A tag is a semantic label. On its own a tag has no functionality. Tags are grouped in categories. When an object supports tags, that means it allows you to add or remove all the tags from one specific category.

Tags are mainly used by game objects (ezGameObject). Game objects use the tag category Default. Apart from a handful of built-in tags, you are free to add your own tags.

Tags are mainly used for searching and filtering. A common use case is to query the game world for objects in an area, and only return those that have or don't have certain tags. For example you can add a tag 'usable' and then mark up all objects in your game that the player may interact with. This can then be used to highlight all usable objects in the player's vicinity.

In the image below the selected game object only has My Custom Tag assigned, all other tags are unassigned.

Tags on an object

Tags Configuration

Project > Project Settings > Tags... opens a dialog to configure which tags are available in the project.

Tag editor

Using New Category you can set up multiple tag categories. However, which categories are used where, is defined by code. Game objects for example, use tags from the Default category. Unless you have custom components which use a different tag category, there is no use in adding a new category.

Important: Be careful how you name your tags, they cannot be renamed. Once tags are used and saved in scene files, you would need to manually modify scene and prefab files to change their name.

Object Visibility

Tags are used by the renderer to decide which objects to include or exclude from certain views. For this, camera components have two properties: IncludeTags and ExcludeTags. If any include tag is set on the camera, it will only show objects that have at least all those tags set. If any exclude tag is set, the camera will not render any object that has at least one of those tags set.

You can use this to make objects invisible in certain views and only render them in certain other views.

This mechanism is also used to decide which objects cast shadows. Only objects with the CastShadow tag will be included in the shadow map generation.

Note: The editor uses its own render view, for which you currently cannot edit the include and exclude tags. You have to launch Play-the-Game mode for the engine to render the scene using your custom camera setup, to see the final result. You can, however, select a camera object and look at its preview window, to see the effect of the tag setup.

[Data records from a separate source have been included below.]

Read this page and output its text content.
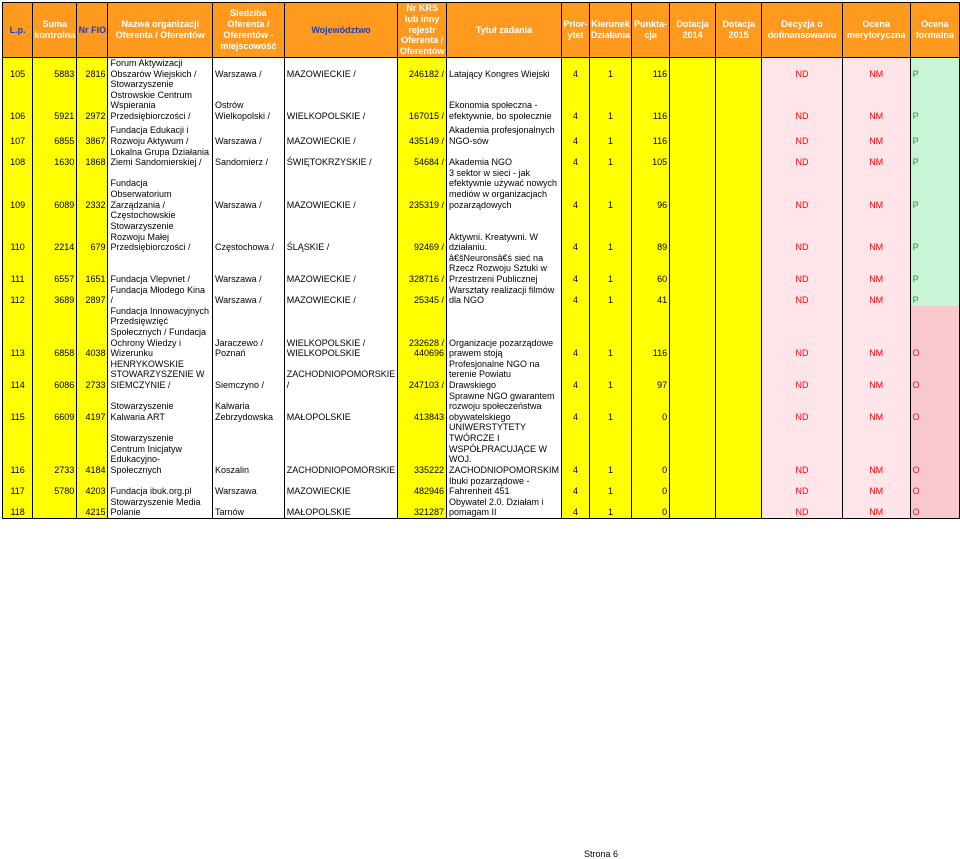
L.p.	Suma kontrolna	Nr FIO	Nazwa organizacji Oferenta / Oferentów	Siedziba Oferenta / Oferentów - miejscowość	Województwo	Nr KRS lub inny rejestr Oferenta / Oferentów	Tytuł zadania	Prior-ytet	Kierunek Działania	Punkta-cja	Dotacja 2014	Dotacja 2015	Decyzja o dofinansowaniu	Ocena merytoryczna	Ocena formalna
105	5883	2816	Forum Aktywizacji Obszarów Wiejskich /	Warszawa /	MAZOWIECKIE /	246182 /	Latający Kongres Wiejski	4	1	116			ND	NM	P
106	5921	2972	Stowarzyszenie Ostrowskie Centrum Wspierania Przedsiębiorczości /	Ostrów Wielkopolski /	WIELKOPOLSKIE /	167015 /	Ekonomia społeczna - efektywnie, bo społecznie	4	1	116			ND	NM	P
107	6855	3867	Fundacja Edukacji i Rozwoju Aktywum /	Warszawa /	MAZOWIECKIE /	435149 /	Akademia profesjonalnych NGO-sów	4	1	116			ND	NM	P
108	1630	1868	Lokalna Grupa Działania Ziemi Sandomierskiej /	Sandomierz /	ŚWIĘTOKRZYSKIE /	54684 /	Akademia NGO	4	1	105			ND	NM	P
109	6089	2332	Fundacja Obserwatorium Zarządzania /	Warszawa /	MAZOWIECKIE /	235319 /	3 sektor w sieci - jak efektywnie używać nowych mediów w organizacjach pozarządowych	4	1	96			ND	NM	P
110	2214	679	Częstochowskie Stowarzyszenie Rozwoju Małej Przedsiębiorczości /	Częstochowa /	ŚLĄSKIE /	92469 /	Aktywni. Kreatywni. W działaniu.	4	1	89			ND	NM	P
111	6557	1651	Fundacja Vlepvnet /	Warszawa /	MAZOWIECKIE /	328716 /	â€šNeuronsâ€ś sieć na Rzecz Rozwoju Sztuki w Przestrzeni Publicznej	4	1	60			ND	NM	P
112	3689	2897	Fundacja Młodego Kina /	Warszawa /	MAZOWIECKIE /	25345 /	Warsztaty realizacji filmów dla NGO	4	1	41			ND	NM	P
113	6858	4038	Fundacja Innowacyjnych Przedsięwzięć Społecznych / Fundacja Ochrony Wiedzy i Wizerunku	Jaraczewo / Poznań	WIELKOPOLSKIE / WIELKOPOLSKIE	232628 / 440696	Organizacje pozarządowe prawem stoją	4	1	116			ND	NM	O
114	6086	2733	HENRYKOWSKIE STOWARZYSZENIE W SIEMCZYNIE /	Siemczyno /	ZACHODNIOPOMORSKIE /	247103 /	Profesjonalne NGO na terenie Powiatu Drawskiego	4	1	97			ND	NM	O
115	6609	4197	Stowarzyszenie Kalwaria ART	Kalwaria Zebrzydowska	MAŁOPOLSKIE	413843	Sprawne NGO gwarantem rozwoju społeczeństwa obywatelskiego	4	1	0			ND	NM	O
116	2733	4184	Stowarzyszenie Centrum Inicjatyw Edukacyjno-Społecznych	Koszalin	ZACHODNIOPOMORSKIE	335222	UNIWERSTYTETY TWÓRCZE I WSPÓŁPRACUJĄCE W WOJ. ZACHODNIOPOMORSKIM	4	1	0			ND	NM	O
117	5780	4203	Fundacja ibuk.org.pl	Warszawa	MAZOWIECKIE	482946	Ibuki pozarządowe - Fahrenheit 451	4	1	0			ND	NM	O
118		4215	Stowarzyszenie Media Polanie	Tarnów	MAŁOPOLSKIE	321287	Obywatel 2.0. Działam i pomagam II	4	1	0			ND	NM	O
Strona 6
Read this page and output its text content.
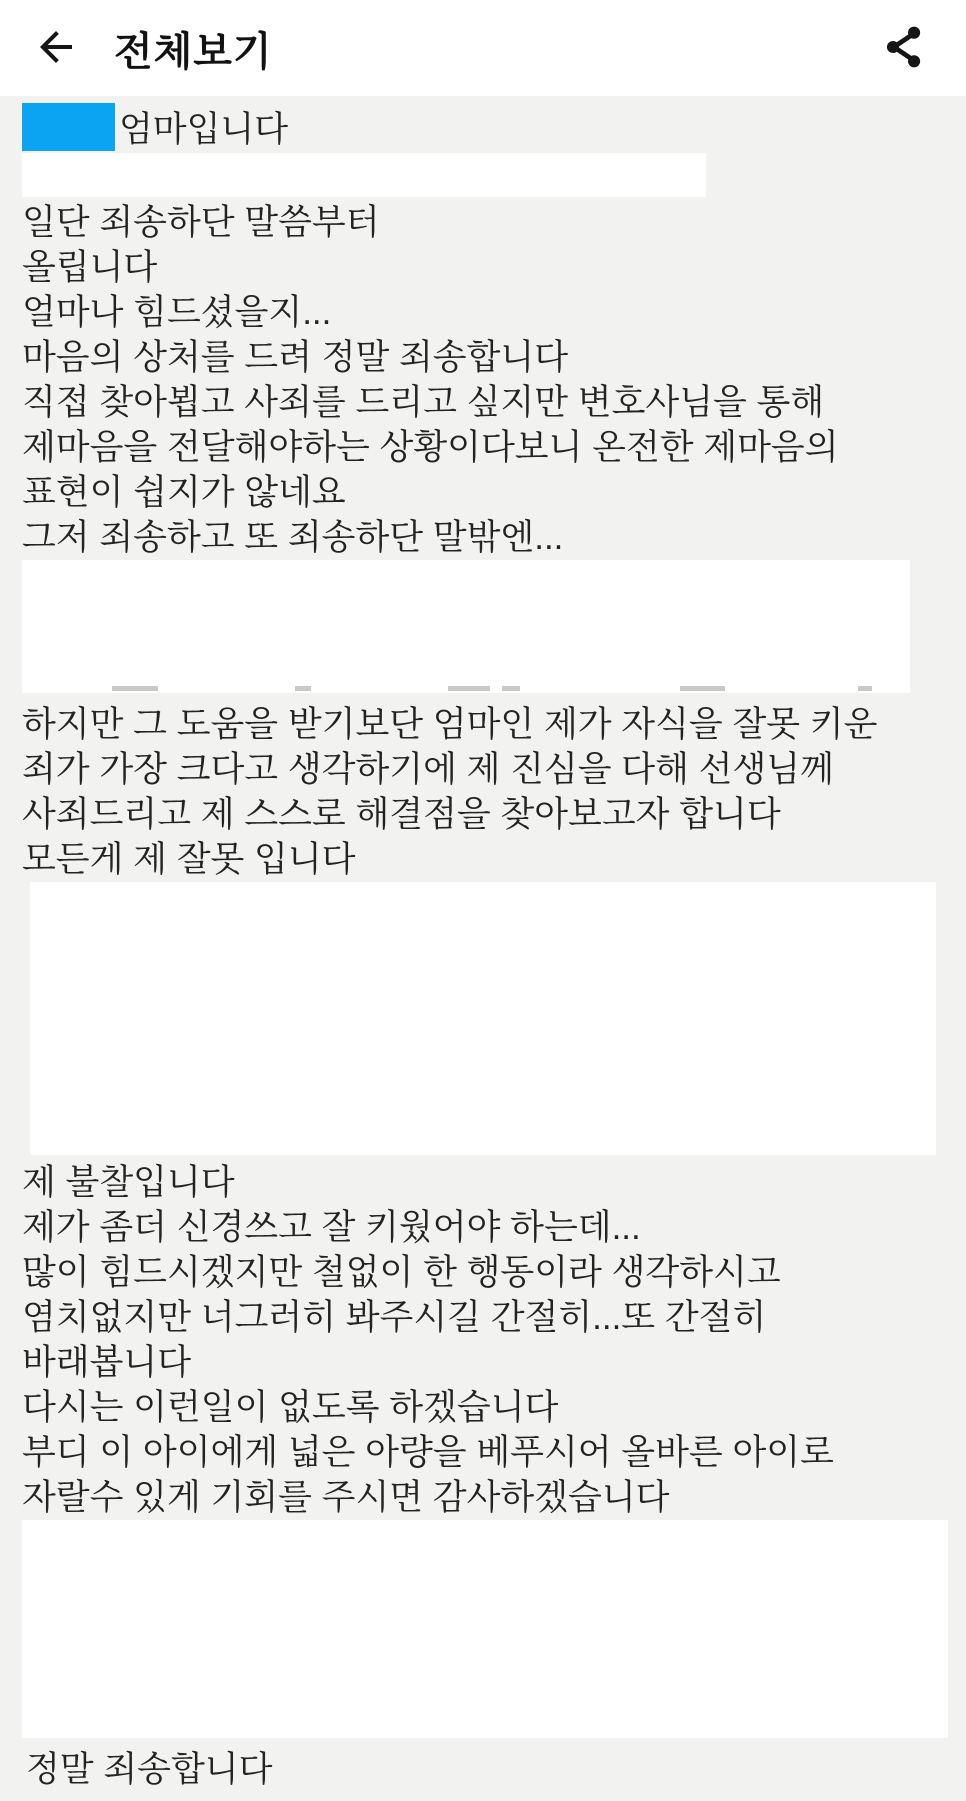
전체보기
엄마입니다
일단 죄송하단 말씀부터
올립니다
얼마나 힘드셨을지...
마음의 상처를 드려 정말 죄송합니다
직접 찾아뵙고 사죄를 드리고 싶지만 변호사님을 통해
제마음을 전달해야하는 상황이다보니 온전한 제마음의
표현이 쉽지가 않네요
그저 죄송하고 또 죄송하단 말밖엔...
하지만 그 도움을 받기보단 엄마인 제가 자식을 잘못 키운
죄가 가장 크다고 생각하기에 제 진심을 다해 선생님께
사죄드리고 제 스스로 해결점을 찾아보고자 합니다
모든게 제 잘못 입니다
제 불찰입니다
제가 좀더 신경쓰고 잘 키웠어야 하는데...
많이 힘드시겠지만 철없이 한 행동이라 생각하시고
염치없지만 너그러히 봐주시길 간절히...또 간절히
바래봅니다
다시는 이런일이 없도록 하겠습니다
부디 이 아이에게 넓은 아량을 베푸시어 올바른 아이로
자랄수 있게 기회를 주시면 감사하겠습니다
정말 죄송합니다
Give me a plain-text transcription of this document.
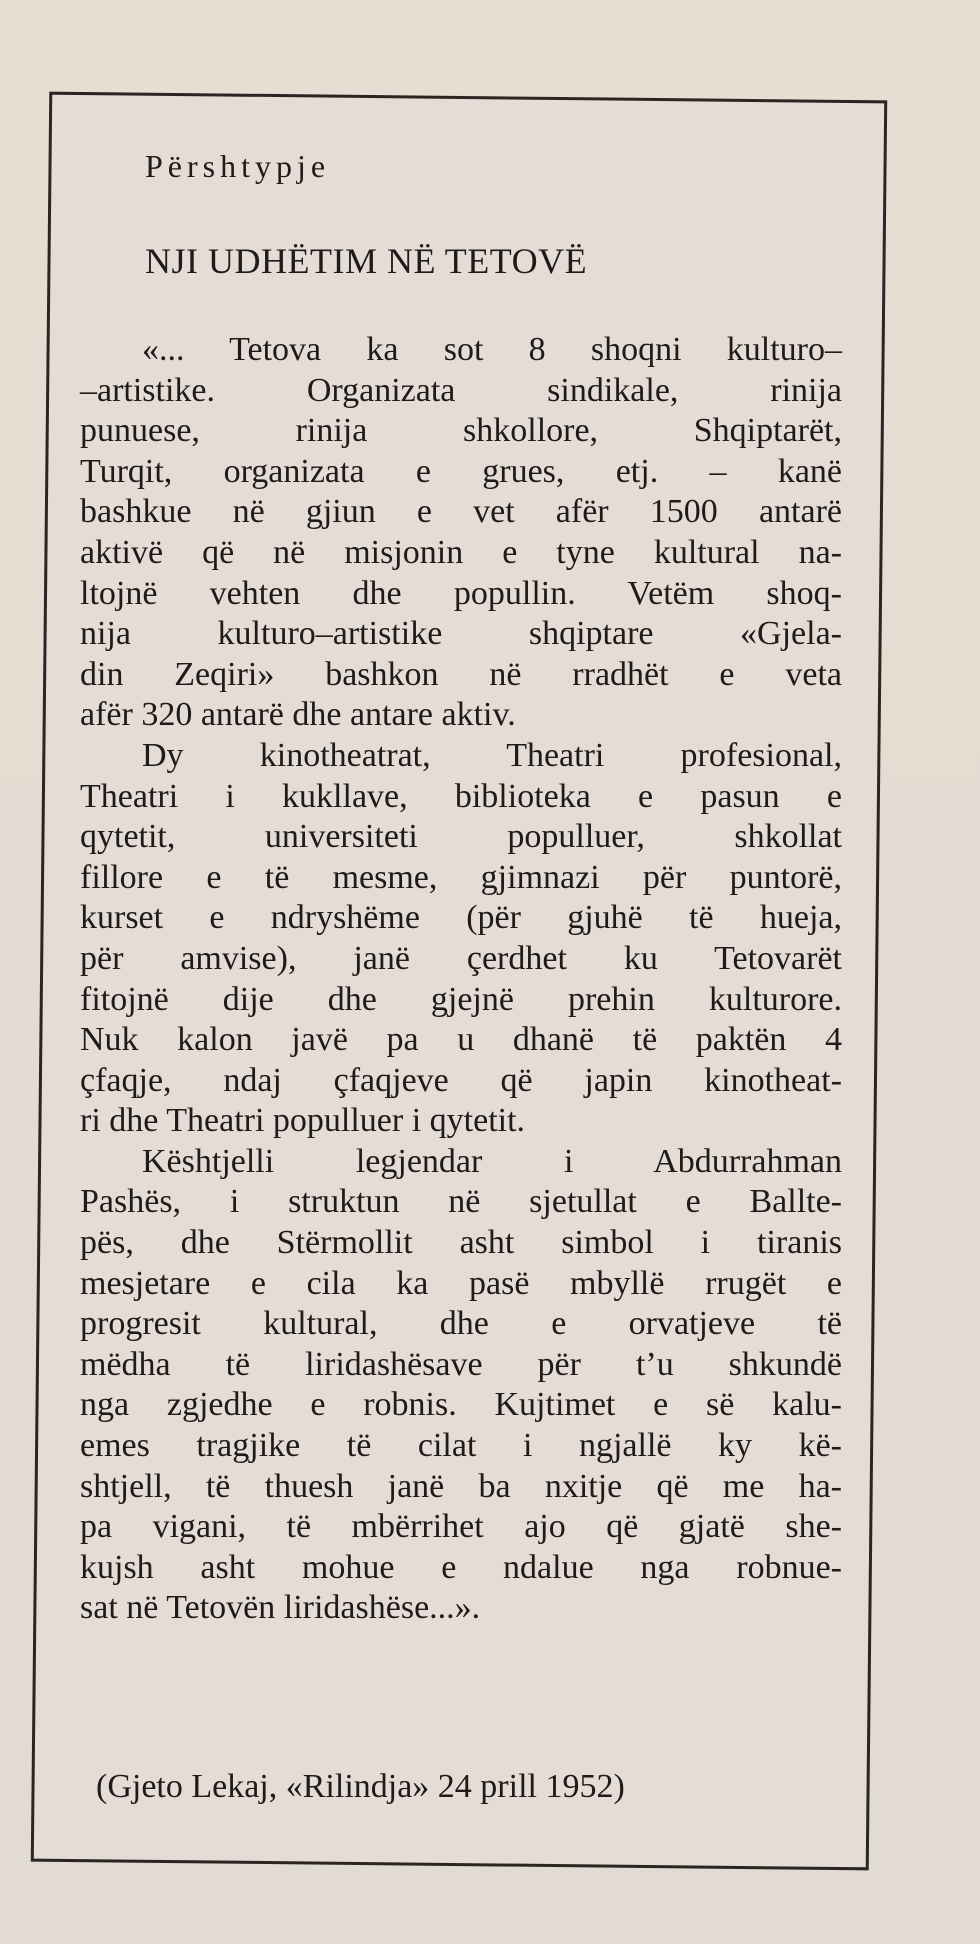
Përshtypje
NJI UDHËTIM NË TETOVË

«... Tetova ka sot 8 shoqni kulturo–
–artistike. Organizata sindikale, rinija
punuese, rinija shkollore, Shqiptarët,
Turqit, organizata e grues, etj. – kanë
bashkue në gjiun e vet afër 1500 antarë
aktivë që në misjonin e tyne kultural na-
ltojnë vehten dhe popullin. Vetëm shoq-
nija kulturo–artistike shqiptare «Gjela-
din Zeqiri» bashkon në rradhët e veta
afër 320 antarë dhe antare aktiv.

Dy kinotheatrat, Theatri profesional,
Theatri i kukllave, biblioteka e pasun e
qytetit, universiteti populluer, shkollat
fillore e të mesme, gjimnazi për puntorë,
kurset e ndryshëme (për gjuhë të hueja,
për amvise), janë çerdhet ku Tetovarët
fitojnë dije dhe gjejnë prehin kulturore.
Nuk kalon javë pa u dhanë të paktën 4
çfaqje, ndaj çfaqjeve që japin kinotheat-
ri dhe Theatri populluer i qytetit.

Kështjelli legjendar i Abdurrahman
Pashës, i struktun në sjetullat e Ballte-
pës, dhe Stërmollit asht simbol i tiranis
mesjetare e cila ka pasë mbyllë rrugët e
progresit kultural, dhe e orvatjeve të
mëdha të liridashësave për t’u shkundë
nga zgjedhe e robnis. Kujtimet e së kalu-
emes tragjike të cilat i ngjallë ky kë-
shtjell, të thuesh janë ba nxitje që me ha-
pa vigani, të mbërrihet ajo që gjatë she-
kujsh asht mohue e ndalue nga robnue-
sat në Tetovën liridashëse...».

(Gjeto Lekaj, «Rilindja» 24 prill 1952)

The image below shows two objects. The blue object on the left has the Invisible tag set, as well as the CastShadow tag removed. The selected camera object has the Invisible tag set as an ExclusionTag. Both the red and the blue object are visible in the editor, but the camera preview in the top left of the viewport only shows the red object.

Invisible object

Limitations

Tags are always set directly on one object. They are not inherited to child objects and usually the code that evaluates tags does not check parent objects for their tags. Thus, to exclude an object from a view, the tag has to be set directly on the render object. Setting it on parent node or a prefab instance, for example, won't work.

Similarly, if you want to make an object invisible in one view, you probably also need to disable shadow casting on it. If, however, it should be visible in another view, it cannot cast a shadow in that view, as the shadow maps are shared between the views.